According to data compiled by Cushman & Wakefield for The Business Times, the unit at the freehold condominium in prime District 10 purchased for around S$14 million (S$3,440 per sq ft) in February 2018 was sold for S$20 million (S$4,915 psf) in May this year. This equates to an 8.7 percent annualized profit. The profit was calculated to be 43 percent in percentage terms based on the purchase price. Cushman & Wakefield examined caveats for private, non-landed homes with a prior purchase history between January 2012 and June 2022, and which were transacted in Q2 2022, for its study. It then ranked the top five profit-making and loss-making deals in terms of percentage and dollar amount. Transaction costs and taxes, such as buyer and seller stamp duties, were not included in the analysis.
Due to the higher prices and transacted unit sizes in the CCR, the five largest money-making transactions in the resale market by quantum in Q2 were all freehold units in the CCR, according to the data. “The CCR market remains ideal for high-net-worth investors looking to invest significant amounts of capital in the market,” said Wong Xian Yang, head of research at Cushman & Wakefield. The five most profitable transactions, on the other hand, occurred in the Rest of Central Region or Outside the Central Region (OCR), with sellers pocketing profits ranging from 62% to 70%.
The most profitable deal in terms of percentage was for a 2,626 sq ft unit at 999-year leasehold D’Banyan in Sembawang, where the seller made a tidy profit of 70%. The unit was purchased in September 2016 for nearly S$1.24 million (S$471 psf) and sold for S$2.1 million (S$800 psf) in June. The seller made an annualised profit of 9.6 percent after nearly 6 years of holding. In this case, the timing of the purchase in 2016 was fortunate, as it occurred just before the market began to pick up steam in the second half of 2017.

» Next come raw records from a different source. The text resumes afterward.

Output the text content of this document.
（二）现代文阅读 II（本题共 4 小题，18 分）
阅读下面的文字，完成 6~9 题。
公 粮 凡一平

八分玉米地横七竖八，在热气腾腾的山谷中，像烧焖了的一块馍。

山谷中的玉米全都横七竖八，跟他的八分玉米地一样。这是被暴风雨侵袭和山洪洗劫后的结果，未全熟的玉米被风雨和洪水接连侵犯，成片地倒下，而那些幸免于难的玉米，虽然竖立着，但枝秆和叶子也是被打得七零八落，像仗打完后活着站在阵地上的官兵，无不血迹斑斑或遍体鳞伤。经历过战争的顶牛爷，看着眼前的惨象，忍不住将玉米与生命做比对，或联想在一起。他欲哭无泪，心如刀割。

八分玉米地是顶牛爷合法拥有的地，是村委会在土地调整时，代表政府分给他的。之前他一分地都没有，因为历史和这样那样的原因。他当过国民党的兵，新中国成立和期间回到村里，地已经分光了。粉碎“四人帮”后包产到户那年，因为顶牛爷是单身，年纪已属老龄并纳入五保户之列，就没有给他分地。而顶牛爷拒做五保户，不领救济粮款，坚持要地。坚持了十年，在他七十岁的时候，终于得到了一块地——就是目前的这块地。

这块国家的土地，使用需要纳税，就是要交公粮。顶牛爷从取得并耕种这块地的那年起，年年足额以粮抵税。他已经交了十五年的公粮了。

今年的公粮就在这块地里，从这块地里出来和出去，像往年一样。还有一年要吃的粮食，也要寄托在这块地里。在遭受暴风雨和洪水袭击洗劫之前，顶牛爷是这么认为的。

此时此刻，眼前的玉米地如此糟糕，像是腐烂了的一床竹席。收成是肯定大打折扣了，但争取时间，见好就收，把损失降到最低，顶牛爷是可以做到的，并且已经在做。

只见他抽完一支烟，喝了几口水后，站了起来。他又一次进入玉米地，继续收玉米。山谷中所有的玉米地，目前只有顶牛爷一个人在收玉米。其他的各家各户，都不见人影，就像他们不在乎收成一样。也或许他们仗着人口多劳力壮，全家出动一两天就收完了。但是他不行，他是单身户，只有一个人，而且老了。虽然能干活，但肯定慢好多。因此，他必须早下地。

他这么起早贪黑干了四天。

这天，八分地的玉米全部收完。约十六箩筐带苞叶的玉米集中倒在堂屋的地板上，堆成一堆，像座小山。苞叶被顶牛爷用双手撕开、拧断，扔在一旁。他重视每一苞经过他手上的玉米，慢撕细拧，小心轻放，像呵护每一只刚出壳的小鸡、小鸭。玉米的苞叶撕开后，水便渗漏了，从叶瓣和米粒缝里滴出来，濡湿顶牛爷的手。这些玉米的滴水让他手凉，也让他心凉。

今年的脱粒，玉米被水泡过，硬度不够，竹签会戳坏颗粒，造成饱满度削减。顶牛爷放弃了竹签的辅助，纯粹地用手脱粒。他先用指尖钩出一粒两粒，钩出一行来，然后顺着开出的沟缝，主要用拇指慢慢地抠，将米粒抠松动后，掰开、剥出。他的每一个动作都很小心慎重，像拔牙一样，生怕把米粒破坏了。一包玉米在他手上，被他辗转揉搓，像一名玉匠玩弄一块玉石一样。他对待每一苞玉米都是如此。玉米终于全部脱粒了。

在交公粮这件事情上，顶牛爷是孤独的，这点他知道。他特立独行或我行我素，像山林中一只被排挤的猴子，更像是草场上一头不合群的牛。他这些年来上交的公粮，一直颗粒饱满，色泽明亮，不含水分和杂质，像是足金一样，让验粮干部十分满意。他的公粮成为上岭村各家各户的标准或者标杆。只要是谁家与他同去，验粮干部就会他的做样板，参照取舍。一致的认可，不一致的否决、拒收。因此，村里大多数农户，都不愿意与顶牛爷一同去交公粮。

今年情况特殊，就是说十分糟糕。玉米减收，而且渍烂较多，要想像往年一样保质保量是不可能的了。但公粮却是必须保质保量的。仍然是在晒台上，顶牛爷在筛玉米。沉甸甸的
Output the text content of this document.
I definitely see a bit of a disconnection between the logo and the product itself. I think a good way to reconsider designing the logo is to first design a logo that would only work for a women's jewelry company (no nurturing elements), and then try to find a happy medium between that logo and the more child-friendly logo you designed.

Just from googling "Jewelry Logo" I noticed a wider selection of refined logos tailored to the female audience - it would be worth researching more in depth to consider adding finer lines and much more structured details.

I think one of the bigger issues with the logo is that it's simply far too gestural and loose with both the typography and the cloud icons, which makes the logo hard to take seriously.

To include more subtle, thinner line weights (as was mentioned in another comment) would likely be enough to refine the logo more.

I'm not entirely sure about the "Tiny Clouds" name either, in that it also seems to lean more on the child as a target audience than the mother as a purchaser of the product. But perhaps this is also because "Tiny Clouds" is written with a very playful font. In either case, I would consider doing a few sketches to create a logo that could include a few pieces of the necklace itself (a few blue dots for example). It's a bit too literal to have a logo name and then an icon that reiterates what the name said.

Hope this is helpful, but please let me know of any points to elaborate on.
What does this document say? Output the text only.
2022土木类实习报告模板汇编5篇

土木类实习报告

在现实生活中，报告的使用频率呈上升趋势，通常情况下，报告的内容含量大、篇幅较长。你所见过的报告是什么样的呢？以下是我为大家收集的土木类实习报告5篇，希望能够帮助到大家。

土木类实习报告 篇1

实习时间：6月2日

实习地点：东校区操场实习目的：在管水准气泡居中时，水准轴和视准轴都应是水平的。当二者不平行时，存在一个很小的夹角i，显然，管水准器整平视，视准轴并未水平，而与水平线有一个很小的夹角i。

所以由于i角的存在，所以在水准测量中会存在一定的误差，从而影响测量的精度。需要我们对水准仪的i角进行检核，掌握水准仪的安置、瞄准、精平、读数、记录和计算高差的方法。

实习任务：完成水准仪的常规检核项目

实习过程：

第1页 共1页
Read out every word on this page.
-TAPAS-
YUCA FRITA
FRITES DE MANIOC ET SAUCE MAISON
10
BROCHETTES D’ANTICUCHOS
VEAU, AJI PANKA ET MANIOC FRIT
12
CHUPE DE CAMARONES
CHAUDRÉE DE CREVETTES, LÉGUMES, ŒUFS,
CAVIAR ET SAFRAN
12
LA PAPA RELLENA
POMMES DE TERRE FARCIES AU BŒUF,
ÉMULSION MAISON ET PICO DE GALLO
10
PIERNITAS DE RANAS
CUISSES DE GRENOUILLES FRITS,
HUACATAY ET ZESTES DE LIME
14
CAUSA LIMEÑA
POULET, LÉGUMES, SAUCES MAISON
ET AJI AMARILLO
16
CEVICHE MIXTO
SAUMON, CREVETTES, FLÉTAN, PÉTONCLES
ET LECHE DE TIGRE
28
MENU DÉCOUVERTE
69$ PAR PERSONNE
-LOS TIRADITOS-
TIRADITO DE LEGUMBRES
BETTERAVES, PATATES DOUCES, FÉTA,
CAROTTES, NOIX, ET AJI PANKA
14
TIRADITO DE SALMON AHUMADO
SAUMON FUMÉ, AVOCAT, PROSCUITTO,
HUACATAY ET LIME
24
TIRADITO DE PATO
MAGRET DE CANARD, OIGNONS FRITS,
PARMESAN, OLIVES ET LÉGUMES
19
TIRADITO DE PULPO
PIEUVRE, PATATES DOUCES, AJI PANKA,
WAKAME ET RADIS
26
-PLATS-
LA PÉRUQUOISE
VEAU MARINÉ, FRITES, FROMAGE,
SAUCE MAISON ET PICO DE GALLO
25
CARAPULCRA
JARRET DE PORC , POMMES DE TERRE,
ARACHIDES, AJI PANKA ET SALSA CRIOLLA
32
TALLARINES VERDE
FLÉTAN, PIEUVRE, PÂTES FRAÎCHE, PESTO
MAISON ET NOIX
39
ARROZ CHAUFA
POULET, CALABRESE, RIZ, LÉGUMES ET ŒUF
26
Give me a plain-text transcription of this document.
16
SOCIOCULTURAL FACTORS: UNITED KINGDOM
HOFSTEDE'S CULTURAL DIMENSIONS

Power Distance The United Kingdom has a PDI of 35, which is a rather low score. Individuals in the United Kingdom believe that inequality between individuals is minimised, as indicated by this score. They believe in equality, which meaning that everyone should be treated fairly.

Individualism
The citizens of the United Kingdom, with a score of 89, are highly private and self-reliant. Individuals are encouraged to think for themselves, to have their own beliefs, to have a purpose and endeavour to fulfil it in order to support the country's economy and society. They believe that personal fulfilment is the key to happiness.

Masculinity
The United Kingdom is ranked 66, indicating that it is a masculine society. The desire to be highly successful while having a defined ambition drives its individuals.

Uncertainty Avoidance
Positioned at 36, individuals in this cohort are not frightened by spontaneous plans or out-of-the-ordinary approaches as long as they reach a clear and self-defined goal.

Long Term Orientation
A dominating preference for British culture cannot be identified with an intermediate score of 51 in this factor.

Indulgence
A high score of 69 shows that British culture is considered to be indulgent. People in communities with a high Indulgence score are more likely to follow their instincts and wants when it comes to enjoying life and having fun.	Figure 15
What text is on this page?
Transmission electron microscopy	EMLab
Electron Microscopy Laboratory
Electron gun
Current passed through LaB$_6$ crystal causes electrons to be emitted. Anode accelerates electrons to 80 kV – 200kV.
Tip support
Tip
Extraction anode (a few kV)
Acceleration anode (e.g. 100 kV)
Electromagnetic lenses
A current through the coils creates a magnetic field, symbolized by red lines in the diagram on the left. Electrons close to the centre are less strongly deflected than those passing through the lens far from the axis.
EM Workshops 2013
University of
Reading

Wong noted that as a result of the property cooling measures and loan curbs, RCR and OCR prices have benefited from a shift in demand toward more affordable city fringe and mass market properties. Furthermore, as infrastructure and amenities have improved accessibility and convenience, the appeal of properties in the RCR and OCR has grown. “Rising new-launch prices in the RCR and OCR would have positive spillover effects for the resale market,” Wong continued. From 2012 to H1 2022, RCR and OCR new-launch median prices for non-landed homes of 800 to 1,100 sq ft increased by 56.3 percent and 84.3 percent, respectively.”